Константин Райкин презрел мирскую суету
Новая премьера «Сатирикона» «Маленькие трагедии» — спектакль напряженных контрастов. Постановка Виктора Рыжакова втягивает в водоворот сложных метафор и тревожных догадок. Драматические тексты Пушкина складываются в масштабное полотно. «Пир во время чумы» перебивается сценой из «Скупого рыцаря», потом действие опять возвращается к «Пиру», продолжаясь «Моцартом и Сальери» и «Каменным гостем».
Вальсингам и Дон Гуан оказываются одним героем, одинаково грешным и бессильным перед неотвратимым возмездием. Образ Доны Анны расслаивается в бесконечное множество — девы-виллисы сомнамбулически движутся по периметру сцены. Неземное и чистое кажется галлюцинацией. Приземленное и низкое — осязаемо и реально.
Тон действию задает толпа — хор, статисты, гости — то ли на поминках, то ли на празднествах. Все в сером, в одеждах безвременья. Солисты ненадолго выступают на первый план, и снова тонут в общей массе. Пушкинские стихи звучат то резко, то плавно, но в основном так, как говорят сегодня, — торопливо, деловито, порой цинично.
Стереотипы сбиты. Но неожиданные интонации не ломают ни смыслов, ни ритмических конструкций. Гений поэта угадал слишком многое, и потому суровое сегодня совпало с прозрениями давно минувших дней. Людские страсти не сильно меняются от антуража эпохи, но в ситуации «здесь и сейчас» обнажаются нервы и до боли, до ужаса пугают частные (оттого и «маленькие») трагедии, разрастающиеся до планетарных кошмаров.
Конфликт отца и сына, неудавшееся свидание, спор таланта и бездаря — начальные ситуации подкупают своей доступностью: с кем не бывает? Но тут же отстраняются в неприступном величии мифа. За спинами актеров — огромный экран с птичьими стаями, небоскребами и извивами компьютерных голограмм. Мир летит то ли в небо, то ли в бездну.
На подиум поднимаются все новые актеры, на разные лады произнося монолог Дон Гуана: «Все к лучшему…». В каждом следующем чтеце все меньше и меньше человеческого, а последний и вовсе похож на обезьянку, корчащуюся в усилиях произнести нечто нечленораздельное.

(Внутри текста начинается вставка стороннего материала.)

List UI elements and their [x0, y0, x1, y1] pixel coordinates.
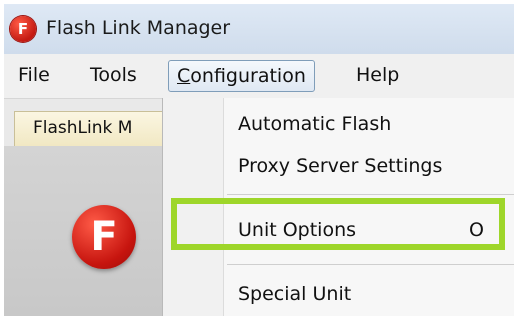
menu-item-label: Automatic Flash — [238, 113, 392, 135]
menu-separator — [227, 194, 514, 195]
menu-item-label: Proxy Server Settings — [238, 155, 443, 177]
menu-item-special-unit[interactable]: Special Unit — [163, 274, 514, 314]
menu-file[interactable]: File — [18, 60, 50, 90]
menu-item-proxy-server-settings[interactable]: Proxy Server Settings — [163, 146, 514, 186]
app-window: F Flash Link Manager File Tools Configur… — [4, 4, 514, 316]
highlight-annotation — [171, 198, 505, 250]
menu-configuration-mnemonic: C — [177, 65, 191, 87]
title-bar: F Flash Link Manager — [4, 4, 514, 54]
pane-tab[interactable]: FlashLink M — [14, 111, 176, 146]
window-title: Flash Link Manager — [46, 17, 231, 39]
menu-bar: File Tools Configuration Help — [4, 54, 514, 99]
configuration-dropdown: Automatic Flash Proxy Server Settings Un… — [162, 98, 514, 316]
menu-item-label: Special Unit — [238, 283, 352, 305]
menu-separator — [227, 264, 514, 265]
main-pane: FlashLink M F — [4, 99, 176, 316]
flashlink-logo-icon: F — [72, 205, 136, 269]
menu-tools[interactable]: Tools — [90, 60, 137, 90]
menu-help[interactable]: Help — [356, 60, 399, 90]
menu-item-automatic-flash[interactable]: Automatic Flash — [163, 104, 514, 144]
pane-tab-label: FlashLink M — [33, 118, 133, 138]
menu-configuration-rest: onfiguration — [190, 65, 306, 87]
app-logo-icon: F — [10, 16, 36, 42]
menu-configuration[interactable]: Configuration — [168, 60, 315, 92]
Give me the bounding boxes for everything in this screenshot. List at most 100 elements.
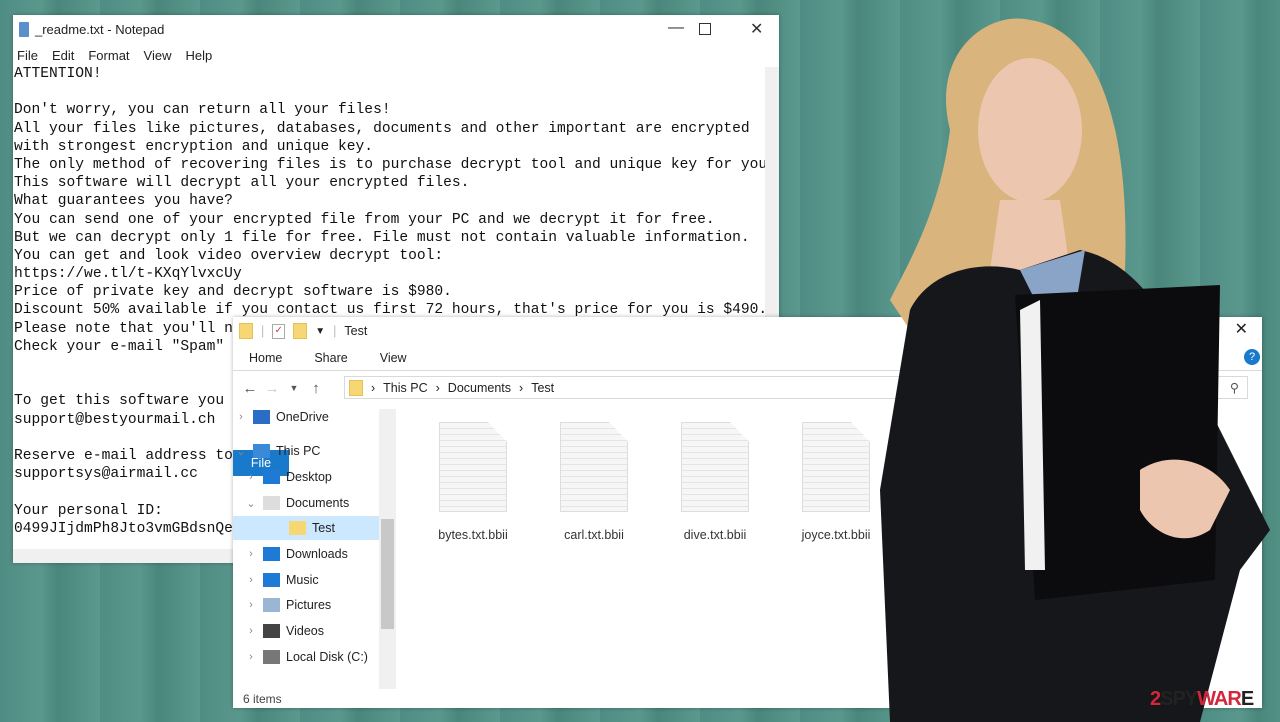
text-line: The only method of recovering files is t… <box>14 156 765 173</box>
up-button[interactable]: ↑ <box>305 380 327 397</box>
notepad-titlebar: _readme.txt - Notepad <box>13 15 779 43</box>
tab-share[interactable]: Share <box>298 345 363 371</box>
text-line: You can send one of your encrypted file … <box>14 211 715 228</box>
text-line: All your files like pictures, databases,… <box>14 120 750 137</box>
chevron-down-icon[interactable]: ⌄ <box>245 497 257 510</box>
text-file-icon <box>439 422 507 512</box>
close-button[interactable]: ✕ <box>750 19 763 39</box>
cloud-icon <box>253 410 270 424</box>
text-line: You can get and look video overview decr… <box>14 247 444 264</box>
nav-item-label: Pictures <box>286 598 332 612</box>
text-file-icon <box>681 422 749 512</box>
folder-icon <box>239 323 253 339</box>
notepad-icon <box>19 21 29 37</box>
nav-item-label: Desktop <box>286 470 332 484</box>
nav-item-label: Downloads <box>286 547 348 561</box>
chevron-right-icon[interactable]: › <box>245 574 257 586</box>
chevron-right-icon[interactable]: › <box>245 471 257 483</box>
text-line: ATTENTION! <box>14 66 102 82</box>
tab-home[interactable]: Home <box>233 345 298 371</box>
videos-icon <box>263 624 280 638</box>
text-line <box>14 83 765 101</box>
chevron-right-icon[interactable]: › <box>245 548 257 560</box>
file-item[interactable]: dive.txt.bbii <box>665 422 765 542</box>
file-name: dive.txt.bbii <box>683 528 747 542</box>
text-line: with strongest encryption and unique key… <box>14 138 374 155</box>
computer-icon <box>253 444 270 458</box>
forward-button[interactable]: → <box>261 380 283 397</box>
menu-help[interactable]: Help <box>185 48 212 63</box>
breadcrumb-documents[interactable]: Documents <box>448 381 511 395</box>
desktop-icon <box>263 470 280 484</box>
minimize-button[interactable]: — <box>668 19 684 37</box>
navigation-pane: › OneDrive ⌄ This PC › Desktop ⌄ Documents Test ›… <box>233 409 396 689</box>
folder-icon <box>289 521 306 535</box>
text-file-icon <box>802 422 870 512</box>
nav-item-label: This PC <box>276 444 321 458</box>
nav-item-onedrive[interactable]: › OneDrive <box>233 405 379 429</box>
nav-item-label: Test <box>312 521 335 535</box>
back-button[interactable]: ← <box>239 380 261 397</box>
face <box>978 58 1082 202</box>
breadcrumb-sep: › <box>435 380 440 395</box>
watermark-logo: 2SPYWARE <box>1150 688 1254 710</box>
file-item[interactable]: bytes.txt.bbii <box>423 422 523 542</box>
customize-toolbar-icon[interactable]: ▼ <box>315 326 325 337</box>
breadcrumb-this-pc[interactable]: This PC <box>383 381 427 395</box>
download-icon <box>263 547 280 561</box>
nav-item-test[interactable]: Test <box>233 516 379 540</box>
nav-item-music[interactable]: › Music <box>233 568 379 592</box>
text-line: This software will decrypt all your encr… <box>14 175 470 192</box>
tab-view[interactable]: View <box>364 345 423 371</box>
nav-item-pictures[interactable]: › Pictures <box>233 593 379 617</box>
text-file-icon <box>560 422 628 512</box>
text-line: Price of private key and decrypt softwar… <box>14 284 452 301</box>
nav-item-label: Videos <box>286 624 324 638</box>
breadcrumb-sep: › <box>371 380 376 395</box>
menu-edit[interactable]: Edit <box>52 48 74 63</box>
music-icon <box>263 573 280 587</box>
nav-item-downloads[interactable]: › Downloads <box>233 542 379 566</box>
maximize-button[interactable] <box>699 23 711 35</box>
nav-item-label: Documents <box>286 496 350 510</box>
chevron-right-icon[interactable]: › <box>245 625 257 637</box>
chevron-right-icon[interactable]: › <box>245 599 257 611</box>
menu-view[interactable]: View <box>144 48 172 63</box>
status-bar: 6 items <box>243 692 282 706</box>
text-line: https://we.tl/t-KXqYlvxcUy <box>14 266 242 283</box>
disk-icon <box>263 650 280 664</box>
nav-scrollbar[interactable] <box>379 409 396 689</box>
woman-photo <box>880 18 1270 722</box>
file-name: bytes.txt.bbii <box>438 528 508 542</box>
nav-item-videos[interactable]: › Videos <box>233 619 379 643</box>
new-folder-icon[interactable] <box>293 323 308 339</box>
chevron-right-icon[interactable]: › <box>235 411 247 423</box>
nav-item-local-disk-c[interactable]: › Local Disk (C:) <box>233 645 379 669</box>
explorer-title: Test <box>344 324 368 338</box>
menu-file[interactable]: File <box>17 48 38 63</box>
nav-item-documents[interactable]: ⌄ Documents <box>233 491 379 515</box>
chevron-down-icon[interactable]: ⌄ <box>235 445 247 458</box>
text-line: What guarantees you have? <box>14 193 233 210</box>
scrollbar-thumb[interactable] <box>381 519 394 629</box>
properties-icon[interactable]: ✓ <box>272 323 286 339</box>
nav-item-desktop[interactable]: › Desktop <box>233 465 379 489</box>
chevron-right-icon[interactable]: › <box>245 651 257 663</box>
nav-item-label: Local Disk (C:) <box>286 650 368 664</box>
nav-item-label: OneDrive <box>276 410 329 424</box>
file-item[interactable]: carl.txt.bbii <box>544 422 644 542</box>
menu-format[interactable]: Format <box>88 48 129 63</box>
breadcrumb-test[interactable]: Test <box>531 381 554 395</box>
text-line: Don't worry, you can return all your fil… <box>14 102 391 119</box>
pictures-icon <box>263 598 280 612</box>
black-binder <box>1015 285 1220 600</box>
notepad-menubar: File Edit Format View Help <box>13 43 779 67</box>
file-name: carl.txt.bbii <box>564 528 624 542</box>
breadcrumb-sep: › <box>519 380 524 395</box>
text-line: But we can decrypt only 1 file for free.… <box>14 229 750 246</box>
documents-icon <box>263 496 280 510</box>
nav-item-label: Music <box>286 573 319 587</box>
recent-locations-button[interactable]: ▼ <box>283 383 305 393</box>
notepad-title: _readme.txt - Notepad <box>35 21 165 37</box>
nav-item-this-pc[interactable]: ⌄ This PC <box>233 439 379 463</box>
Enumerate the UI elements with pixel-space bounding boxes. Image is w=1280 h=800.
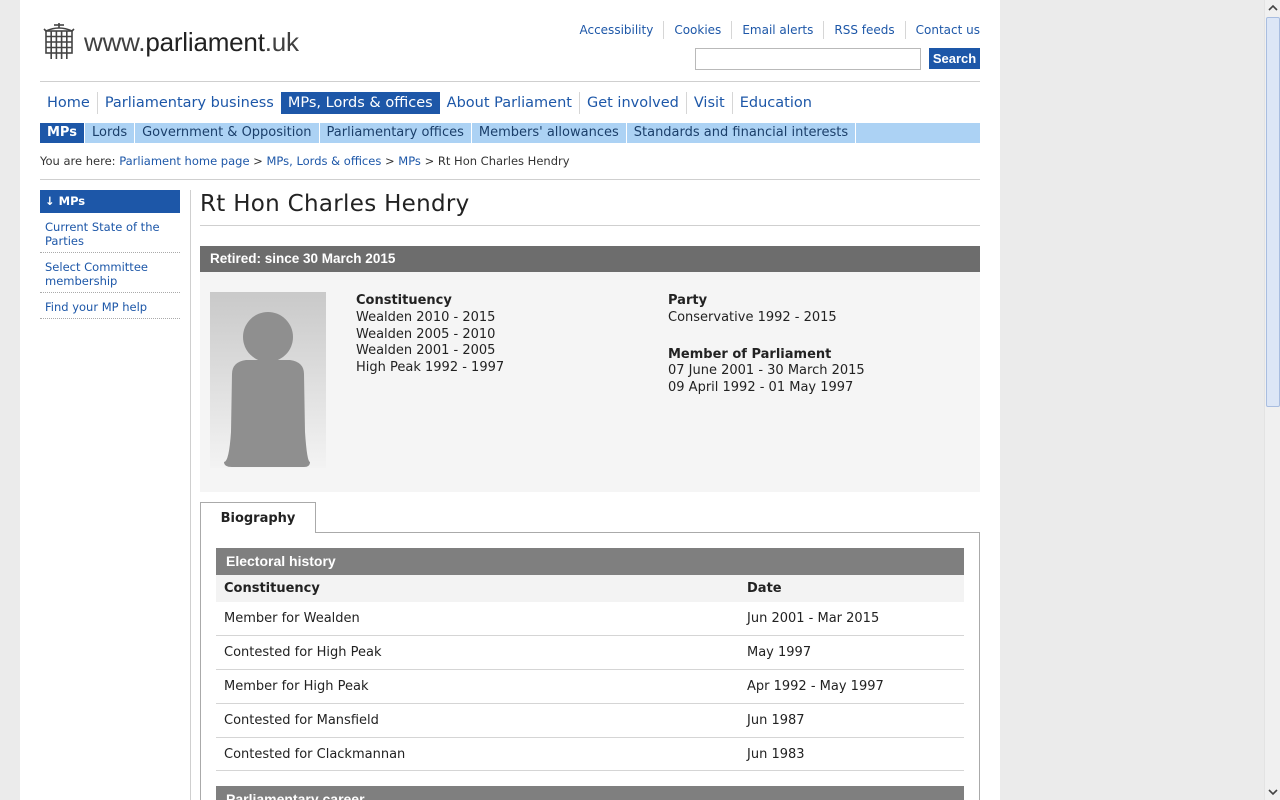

Предупреждение, емкое и грозное как плакат: человечество деградирует, неотвратимо и неуклонно. Но еще совсем недавно хор артистов сливался в чистом а’капелльном звучании увертюры к «Волшебной флейте» Моцарта.
Господин в старинном камзоле и парике вел диалог с резвым юношей, похожим на современного рок-певца. Диалог вечного и преходящего, подлинного и мнимого. «Нас мало избранных, счастливцев праздных», — как бы невзначай ронял Моцарт Константина Райкина. Избранничество, обреченное на непонимание и одиночество, — ведущая тема Райкина в этом спектакле, и он ведет ее даже в образе скупого барона. Но главная обязанность худрука «Сатирикона» — пристально следить за происходящим. Располагаясь поодаль, он оглядывает актеров, словно одинокий мудрец, презирающий земную тщету.
Кажется, нам уже все рассказали. Предупредили о грядущих катастрофах, подсказали верный способ спасения (что же иное, если не красота и великая музыка?). А впереди еще «Сцена из Фауста» — ернические вариации на проигранную тему. Масло масляное? Но театральная фантазия прихотливо разворачивается на 180 градусов — пушкинские строчки бегут по экрану, а на сцене ритмично сервируется роскошный стол.
С последним грозным аккордом Карла Орфа шеренга нарядно одетых дам и кавалеров на миг возникает у рампы и исчезает во тьме. Очередной пир во время чумы обрывается, так и не начавшись. Холодно. Пусто. Страшно. Но невероятно красиво и точно.